D'ailleurs, à l'inverse de ces personnes présentes sur les photos, il se trouvait le regard aussi vide que celui d'un poisson mort et une allure témoignant d'une totale indifférence à ce qui l'entourait. Combien de fois, lors de ces prises, toujours longues et harassantes, n'avait-il pas eu l'impression qu'il était davantage un décor, plutôt qu'un personnage ?
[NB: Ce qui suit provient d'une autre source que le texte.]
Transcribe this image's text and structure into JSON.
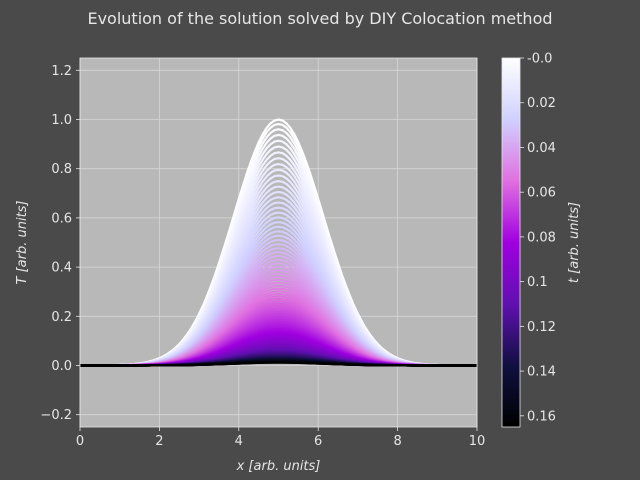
{
  "chart_data": {
    "type": "line",
    "title": "Evolution of the solution solved by DIY Colocation method",
    "xlabel": "x [arb. units]",
    "ylabel": "T [arb. units]",
    "xlim": [
      0,
      10
    ],
    "ylim": [
      -0.25,
      1.25
    ],
    "xticks": [
      0,
      2,
      4,
      6,
      8,
      10
    ],
    "yticks": [
      -0.2,
      0.0,
      0.2,
      0.4,
      0.6,
      0.8,
      1.0,
      1.2
    ],
    "xtick_labels": [
      "0",
      "2",
      "4",
      "6",
      "8",
      "10"
    ],
    "ytick_labels": [
      "−0.2",
      "0.0",
      "0.2",
      "0.4",
      "0.6",
      "0.8",
      "1.0",
      "1.2"
    ],
    "grid": true,
    "plot_background": "#b8b8b8",
    "series_model": {
      "description": "family of curves T(x,t) = A(t) * exp(-((x-5)/sigma)^2)",
      "center": 5,
      "sigma": 1.6,
      "peak_at_t0": 1.0
    },
    "time_range": [
      0,
      0.165
    ],
    "colorbar": {
      "label": "t [arb. units]",
      "colormap": "gnuplot2 (reversed)",
      "direction": "top-to-bottom",
      "ticks": [
        0.0,
        0.02,
        0.04,
        0.06,
        0.08,
        0.1,
        0.12,
        0.14,
        0.16
      ],
      "tick_labels": [
        "-0.0",
        "0.02",
        "0.04",
        "0.06",
        "0.08",
        "0.1",
        "0.12",
        "0.14",
        "0.16"
      ],
      "colors": [
        "#ffffff",
        "#d0d0ff",
        "#e070e0",
        "#a000e0",
        "#6010b0",
        "#101040",
        "#000000"
      ]
    }
  }
}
Il se retourna dans son lit, le regard dirigé vers la fenêtre. Comme il n'avait pas fermé les volets – par paresse –, le peu de lumière nocturne qui s'immisçait dans la pièce atténuait sa sensation de solitude.
À ce propos, car il ne manquait pas d'intégrité, il reconnaissait ne devoir s'en prendre qu'à lui-même. Jamais il n'avait voulu se remarier, se satisfaisant de quelques prostituées au gré de ses besoins et de ses déplacements.
Pourtant, les occasions n'avaient pas manqué. De bons partis, pour la plupart. Mais aucune des prétendantes n'était parvenue à éclipser Madeleine, la seule qui fût parvenue à lui faire découvrir le bonheur de vivre et d'aimer.